Data Platform/Dataset archiving and deletion

From Wikitech
Datasets deprecation, archiving and deletion workflow diagram
Datasets deprecation, archiving and deletion workflow diagram

Motivation

Deprecating, archiving or deleting datasets helps maintain system efficiency, security and compliance as well as improves data relevance and accuracy.

Process

Identification and Review

  • Candidates for depreciation can be nominated any time. Whenever a respective team works in an area where a legacy dataset qualifies for deprecation it should be flagged.
  • Integrated into the quarterly planning the Data Engineering (DE) team, with input from data stewards and others, identifies candidates for dataset deprecation.
    • Criteria for candidates
      • Expired TTL
      • Stale data, no updates in last x months
      • No downstream dependencies
      • Expired ownership
  • The review may also be triggered by deprecation of a legacy system, data migration needs, disk space constraints, or other factors such as usage or dependency metrics.

Pre-deprecation Preparations

  • In case a data steward exists for the candidate data set, the steward confirms that the dataset can be deprecated without adverse effects. Otherwise the data engineering team performs the mandatory investigations.
  • This involves:
    • Impact Analysis
      • Identifying and verifying downstream datasets, data pipelines, and dashboards derived from the dataset. Checks against dependencies are primarily made through Datahub, Airflow, GitHub and Notebook repositories.
    • Phabricator ticket
      • Creating a Phabricator ticket to document the reasons for deprecation, affected downstream assets, and tagging relevant stakeholders.
    • Communication (2x)
      • Posting the intent to deprecate on relevant Slack channels (#data-engineering-collab, #working-with-data) and data-related email lists to provide a grace period for feedback. This should be repeated at least once before the deprecation deadline.

Feedback Grace Period

  • The grace period for feedback should be 30 days. Multiple reminders should be sent in advance.

Deprecation Execution

  • Establish child tasks for deprecating associated dashboards, pipelines, and downstream datasets, and sets a timeline for completion.
  • After confirming all affected data usages have migrated or been deprecated, the data steward officially deprecates or archives the dataset.

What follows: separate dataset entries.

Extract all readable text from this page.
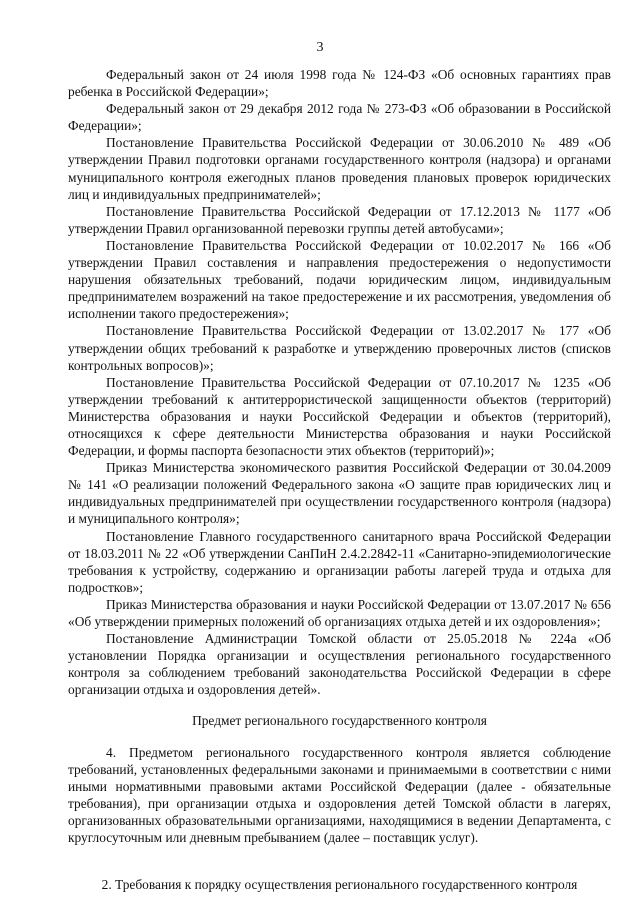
3

Федеральный закон от 24 июля 1998 года № 124-ФЗ «Об основных гарантиях прав ребенка в Российской Федерации»;

Федеральный закон от 29 декабря 2012 года № 273-ФЗ «Об образовании в Российской Федерации»;

Постановление Правительства Российской Федерации от 30.06.2010 № 489 «Об утверждении Правил подготовки органами государственного контроля (надзора) и органами муниципального контроля ежегодных планов проведения плановых проверок юридических лиц и индивидуальных предпринимателей»;

Постановление Правительства Российской Федерации от 17.12.2013 № 1177 «Об утверждении Правил организованной перевозки группы детей автобусами»;

Постановление Правительства Российской Федерации от 10.02.2017 № 166 «Об утверждении Правил составления и направления предостережения о недопустимости нарушения обязательных требований, подачи юридическим лицом, индивидуальным предпринимателем возражений на такое предостережение и их рассмотрения, уведомления об исполнении такого предостережения»;

Постановление Правительства Российской Федерации от 13.02.2017 № 177 «Об утверждении общих требований к разработке и утверждению проверочных листов (списков контрольных вопросов)»;

Постановление Правительства Российской Федерации от 07.10.2017 № 1235 «Об утверждении требований к антитеррористической защищенности объектов (территорий) Министерства образования и науки Российской Федерации и объектов (территорий), относящихся к сфере деятельности Министерства образования и науки Российской Федерации, и формы паспорта безопасности этих объектов (территорий)»;

Приказ Министерства экономического развития Российской Федерации от 30.04.2009 № 141 «О реализации положений Федерального закона «О защите прав юридических лиц и индивидуальных предпринимателей при осуществлении государственного контроля (надзора) и муниципального контроля»;

Постановление Главного государственного санитарного врача Российской Федерации от 18.03.2011 № 22 «Об утверждении СанПиН 2.4.2.2842-11 «Санитарно-эпидемиологические требования к устройству, содержанию и организации работы лагерей труда и отдыха для подростков»;

Приказ Министерства образования и науки Российской Федерации от 13.07.2017 № 656 «Об утверждении примерных положений об организациях отдыха детей и их оздоровления»;

Постановление Администрации Томской области от 25.05.2018 № 224а «Об установлении Порядка организации и осуществления регионального государственного контроля за соблюдением требований законодательства Российской Федерации в сфере организации отдыха и оздоровления детей».

Предмет регионального государственного контроля

4. Предметом регионального государственного контроля является соблюдение требований, установленных федеральными законами и принимаемыми в соответствии с ними иными нормативными правовыми актами Российской Федерации (далее - обязательные требования), при организации отдыха и оздоровления детей Томской области в лагерях, организованных образовательными организациями, находящимися в ведении Департамента, с круглосуточным или дневным пребыванием (далее – поставщик услуг).

2. Требования к порядку осуществления регионального государственного контроля
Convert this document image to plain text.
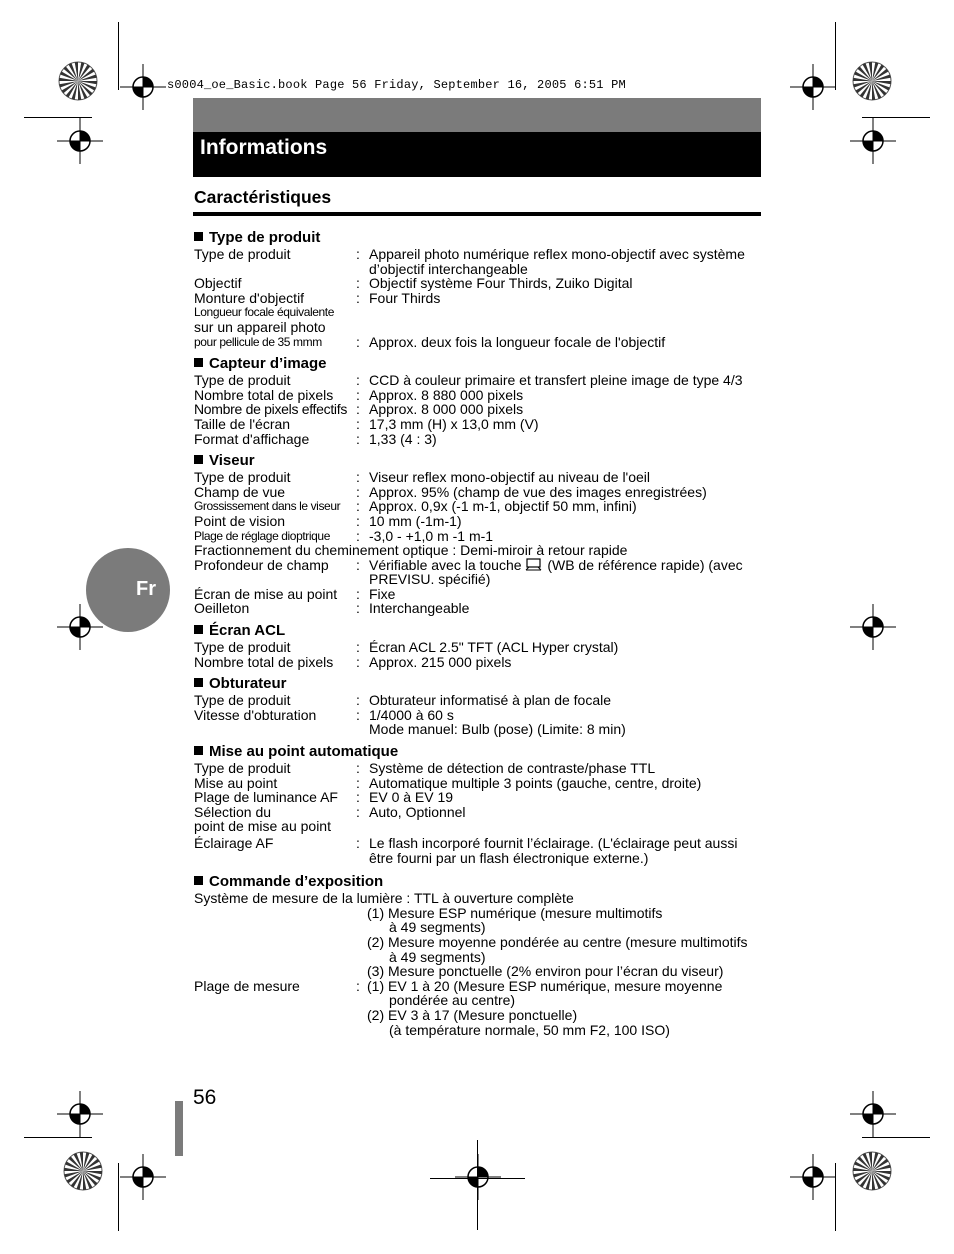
s0004_oe_Basic.book Page 56 Friday, September 16, 2005 6:51 PM
Informations
Caractéristiques
Type de produit
Type de produit	: Appareil photo numérique reflex mono-objectif avec système
d’objectif interchangeable
Objectif	: Objectif système Four Thirds, Zuiko Digital
Monture d'objectif	: Four Thirds
Longueur focale équivalente
sur un appareil photo
pour pellicule de 35 mmm	: Approx. deux fois la longueur focale de l'objectif
Capteur d’image
Type de produit	: CCD à couleur primaire et transfert pleine image de type 4/3
Nombre total de pixels	: Approx. 8 880 000 pixels
Nombre de pixels effectifs : Approx. 8 000 000 pixels
Taille de l'écran	: 17,3 mm (H) x 13,0 mm (V)
Format d'affichage	: 1,33 (4 : 3)
Viseur
Type de produit	: Viseur reflex mono-objectif au niveau de l'oeil
Champ de vue	: Approx. 95% (champ de vue des images enregistrées)
Grossissement dans le viseur	: Approx. 0,9x (-1 m-1, objectif 50 mm, infini)
Point de vision	: 10 mm (-1m-1)
Plage de réglage dioptrique	: -3,0 - +1,0 m -1 m-1
Fractionnement du cheminement optique : Demi-miroir à retour rapide
Profondeur de champ	: Vérifiable avec la touche  (WB de référence rapide) (avec
PREVISU. spécifié)
Écran de mise au point	: Fixe
Oeilleton	: Interchangeable
Écran ACL
Type de produit	: Écran ACL 2.5" TFT (ACL Hyper crystal)
Nombre total de pixels	: Approx. 215 000 pixels
Obturateur
Type de produit	: Obturateur informatisé à plan de focale
Vitesse d'obturation	: 1/4000 à 60 s
Mode manuel: Bulb (pose) (Limite: 8 min)
Mise au point automatique
Type de produit	: Système de détection de contraste/phase TTL
Mise au point	: Automatique multiple 3 points (gauche, centre, droite)
Plage de luminance AF	: EV 0 à EV 19
Sélection du	: Auto, Optionnel
point de mise au point
Éclairage AF	: Le flash incorporé fournit l’éclairage. (L'éclairage peut aussi
être fourni par un flash électronique externe.)
Commande d’exposition
Système de mesure de la lumière : TTL à ouverture complète
(1) Mesure ESP numérique (mesure multimotifs
à 49 segments)
(2) Mesure moyenne pondérée au centre (mesure multimotifs
à 49 segments)
(3) Mesure ponctuelle (2% environ pour l’écran du viseur)
Plage de mesure	: (1) EV 1 à 20 (Mesure ESP numérique, mesure moyenne
pondérée au centre)
(2) EV 3 à 17 (Mesure ponctuelle)
(à température normale, 50 mm F2, 100 ISO)
Fr
56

Archiving vs. Deletion Decision

  • Post-deprecation, the decision to archive or delete the dataset is made based on:
    1. The impact of keeping the dataset around (e.g., risks, disk space).
    2. The presence of subscribers or dependents.
    3. Core vs. non-core dataset considerations.
  • Official channels (#data-engineering-collab and #working-with-data) are used for communications.

Archiving

  • If archiving is chosen, the dataset is renamed by adding an "_archived" suffix, indicating it is no longer active but still accessible for historical reference or legal compliance.
  • If technically possible the dataset should be marked as read-only.
  • The archived status is documented in DataHub.

Deletion

  • All data, data definitions, and associated code are removed.
  • The deletion is documented in Phabricator and communicated through established channels.